While activists point the finger at Republicans, moderate-Democrats in the Senate are also lukewarm when it comes to preserving voting rights. Senators Joe Manchin of West Virginia and Kyrsten Sinema of Arizona both oppose eliminating the legislative filibuster so the bill—if it even makes it for a vote—would need 60 votes in order to end unlimited debate in the Senate for a final vote. That is unlikely to happen. Senator Lisa Murkowski of Alaska is the sole Republican that has said she supports the John Lewis Voting Act.
In addition to the event in D.C., rallies also took place in Atlanta, Miami and Phoenix and dozens of other cities with speakers such as Rev. Dr. Terry E. Mackey from the Pilgrim Rest Baptist Church in Phoenix.
“Something is wrong in our state whenever we have discriminatory practices when it comes to everyone in this room, everyone in this state,” Dr. Mackey told the live stream audience. “It’s time for us to get into what John Lewis called ‘Some good trouble’.”
In D.C., participants gathered early Saturday and marched to the National Mall for a rally with the U.S. Capitol as a backdrop. Speakers included Washington, D.C. Mayor Muriel Bowser; Alicia Garza, a co-founder of the Black Lives Matter movement; Martin Luther King III, his wife Arndrea Waters King, and their daughter Yolanda Rene King.
Rev. Sharpton explained that the group decided not to go to the Lincoln Memorial this year because they wanted to focus on the Capitol. That’s where “Senators will decide whether to continue the segregationist legislative strategy of filibuster or whether they’re going to give the people of this country the right to vote with no prohibition,” he said.
“That building is the target of our social justice movement. Not 58 years ago, but today,” Rev. Sharpton said.
Student Minister Ava Muhammad, National Spokesperson for the Honorable Minister Louis Farrakhan and the Nation of Islam is concerned about the continued methodology of marching to ask for rights from an enemy that has shown time and time again, it will not change for the interests of Black and oppressed people.
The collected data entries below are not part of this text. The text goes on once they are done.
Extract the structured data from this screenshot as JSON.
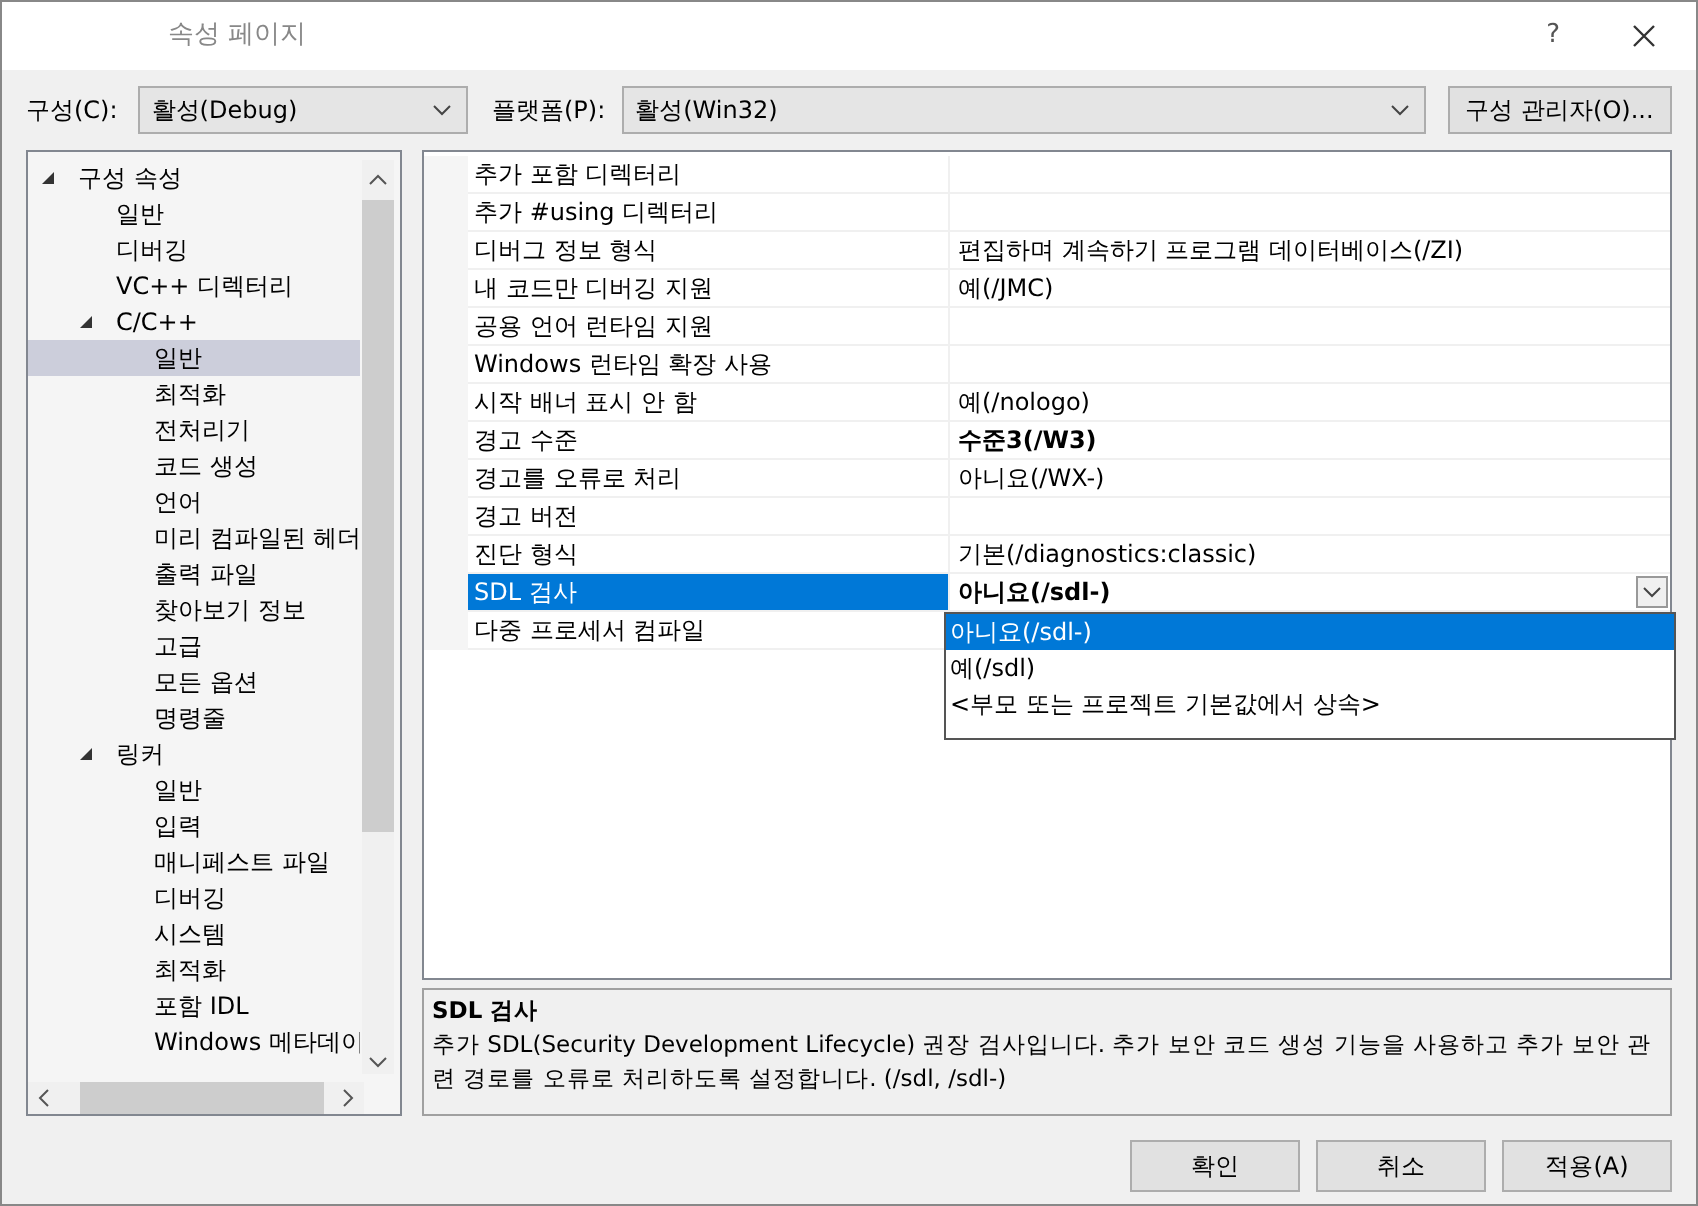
{
  "window": {
    "title": "속성 페이지",
    "help": "?"
  },
  "toolbar": {
    "configuration_label": "구성(C):",
    "configuration_value": "활성(Debug)",
    "platform_label": "플랫폼(P):",
    "platform_value": "활성(Win32)",
    "manager_button": "구성 관리자(O)..."
  },
  "tree": [
    {
      "label": "구성 속성",
      "expanded": true,
      "selected": false,
      "children": [
        {
          "label": "일반",
          "selected": false
        },
        {
          "label": "디버깅",
          "selected": false
        },
        {
          "label": "VC++ 디렉터리",
          "selected": false
        },
        {
          "label": "C/C++",
          "expanded": true,
          "selected": false,
          "children": [
            {
              "label": "일반",
              "selected": true
            },
            {
              "label": "최적화",
              "selected": false
            },
            {
              "label": "전처리기",
              "selected": false
            },
            {
              "label": "코드 생성",
              "selected": false
            },
            {
              "label": "언어",
              "selected": false
            },
            {
              "label": "미리 컴파일된 헤더",
              "selected": false
            },
            {
              "label": "출력 파일",
              "selected": false
            },
            {
              "label": "찾아보기 정보",
              "selected": false
            },
            {
              "label": "고급",
              "selected": false
            },
            {
              "label": "모든 옵션",
              "selected": false
            },
            {
              "label": "명령줄",
              "selected": false
            }
          ]
        },
        {
          "label": "링커",
          "expanded": true,
          "selected": false,
          "children": [
            {
              "label": "일반",
              "selected": false
            },
            {
              "label": "입력",
              "selected": false
            },
            {
              "label": "매니페스트 파일",
              "selected": false
            },
            {
              "label": "디버깅",
              "selected": false
            },
            {
              "label": "시스템",
              "selected": false
            },
            {
              "label": "최적화",
              "selected": false
            },
            {
              "label": "포함 IDL",
              "selected": false
            },
            {
              "label": "Windows 메타데이",
              "selected": false
            }
          ]
        }
      ]
    }
  ],
  "properties": [
    {
      "name": "추가 포함 디렉터리",
      "selected": false
    },
    {
      "name": "추가 #using 디렉터리",
      "selected": false
    },
    {
      "name": "디버그 정보 형식",
      "value": "편집하며 계속하기 프로그램 데이터베이스(/ZI)",
      "bold": false,
      "selected": false
    },
    {
      "name": "내 코드만 디버깅 지원",
      "value": "예(/JMC)",
      "bold": false,
      "selected": false
    },
    {
      "name": "공용 언어 런타임 지원",
      "selected": false
    },
    {
      "name": "Windows 런타임 확장 사용",
      "selected": false
    },
    {
      "name": "시작 배너 표시 안 함",
      "value": "예(/nologo)",
      "bold": false,
      "selected": false
    },
    {
      "name": "경고 수준",
      "value": "수준3(/W3)",
      "bold": true,
      "selected": false
    },
    {
      "name": "경고를 오류로 처리",
      "value": "아니요(/WX-)",
      "bold": false,
      "selected": false
    },
    {
      "name": "경고 버전",
      "selected": false
    },
    {
      "name": "진단 형식",
      "value": "기본(/diagnostics:classic)",
      "bold": false,
      "selected": false
    },
    {
      "name": "SDL 검사",
      "value": "아니요(/sdl-)",
      "bold": true,
      "selected": true
    },
    {
      "name": "다중 프로세서 컴파일",
      "selected": false
    }
  ],
  "dropdown": {
    "options": [
      {
        "label": "아니요(/sdl-)",
        "selected": true
      },
      {
        "label": "예(/sdl)",
        "selected": false
      },
      {
        "label": "<부모 또는 프로젝트 기본값에서 상속>",
        "selected": false
      }
    ]
  },
  "description": {
    "title": "SDL 검사",
    "text": "추가 SDL(Security Development Lifecycle) 권장 검사입니다. 추가 보안 코드 생성 기능을 사용하고 추가 보안 관련 경로를 오류로 처리하도록 설정합니다. (/sdl, /sdl-)"
  },
  "buttons": [
    "확인",
    "취소",
    "적용(A)"
  ]
}
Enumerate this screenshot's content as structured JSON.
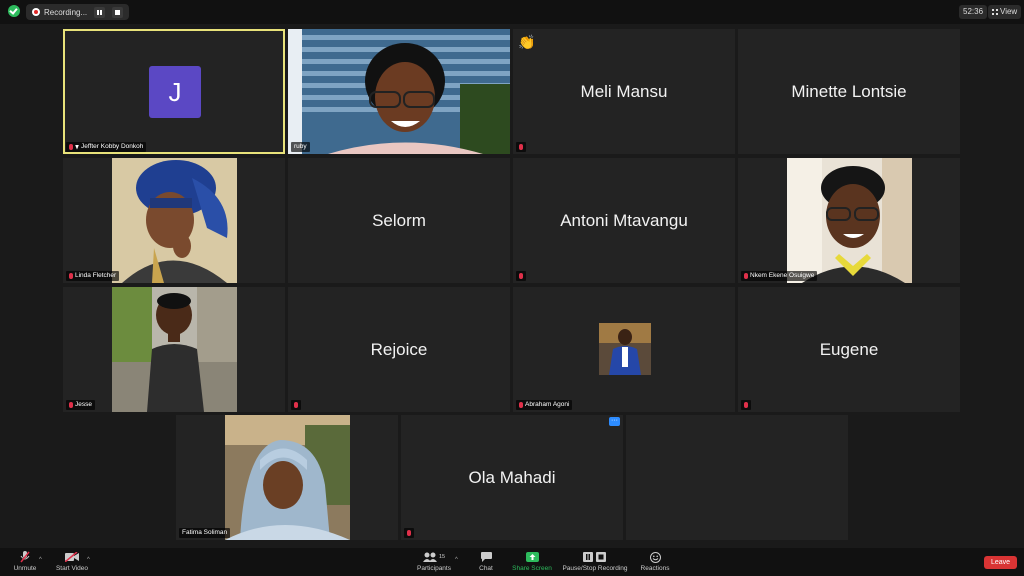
{
  "topbar": {
    "recording_label": "Recording...",
    "timer": "52:36",
    "view_label": "View"
  },
  "tiles": [
    {
      "name": "Jeffter Kobby Donkoh",
      "avatar_letter": "J",
      "type": "avatar"
    },
    {
      "name": "ruby",
      "type": "video"
    },
    {
      "name": "Meli Mansu",
      "type": "text",
      "reaction": "clap"
    },
    {
      "name": "Minette Lontsie",
      "type": "text"
    },
    {
      "name": "Linda Fletcher",
      "type": "video"
    },
    {
      "name": "Selorm",
      "type": "text"
    },
    {
      "name": "Antoni Mtavangu",
      "type": "text"
    },
    {
      "name": "Nkem Ekene Osuigwe",
      "type": "video"
    },
    {
      "name": "Jesse",
      "type": "video"
    },
    {
      "name": "Rejoice",
      "type": "text"
    },
    {
      "name": "Abraham Agoni",
      "type": "video"
    },
    {
      "name": "Eugene",
      "type": "text"
    },
    {
      "name": "Fatima Soliman",
      "type": "video"
    },
    {
      "name": "Ola Mahadi",
      "type": "text"
    }
  ],
  "toolbar": {
    "unmute": "Unmute",
    "start_video": "Start Video",
    "participants": "Participants",
    "participants_count": "15",
    "chat": "Chat",
    "share_screen": "Share Screen",
    "pause_stop_recording": "Pause/Stop Recording",
    "reactions": "Reactions",
    "leave": "Leave"
  },
  "colors": {
    "active_speaker": "#e8e27a",
    "avatar_bg": "#5b48c4",
    "share_green": "#2dbb5d",
    "leave_red": "#d93434",
    "mic_muted": "#e0304a"
  }
}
“Fifty-eight years is more than two generations. The fact that we continue to battle over and over again for the same basic human rights confirms what the Honorable Elijah Muhammad warned us about. There is no getting along with White America for the former slave. The essential relationship of slave master and slave has never changed,” said the attorney and author.
“With modern technology, certain advancements in certain areas have actually covered the reality of the slave master, slave relationship. This is why there is still massive resistance by a corporate-controlled United States government for Black, Brown and indigenous people to play a meaningful role in American politics,” added Student Min. Ava Muhammad.
She explained that Black people must see the need to do for self by exercising economic independence, spending in their own communities, and focusing on economic and financial unity. That she believes would lead to meaningful political activism. The Honorable Minister Louis Farrakhan has explained that while politics has a place, “politics without economics is symbol without substance.”
“While we appreciate the activism and the effort of our people,” explained Student Min. Ava Muhammad, “this is becoming an exercise in futility.”
“The worst thing about it is, it turns our youth against us. There are some young people who do participate in these marches however the overwhelming majority of our youth are frustrated by our inability to significantly advance.”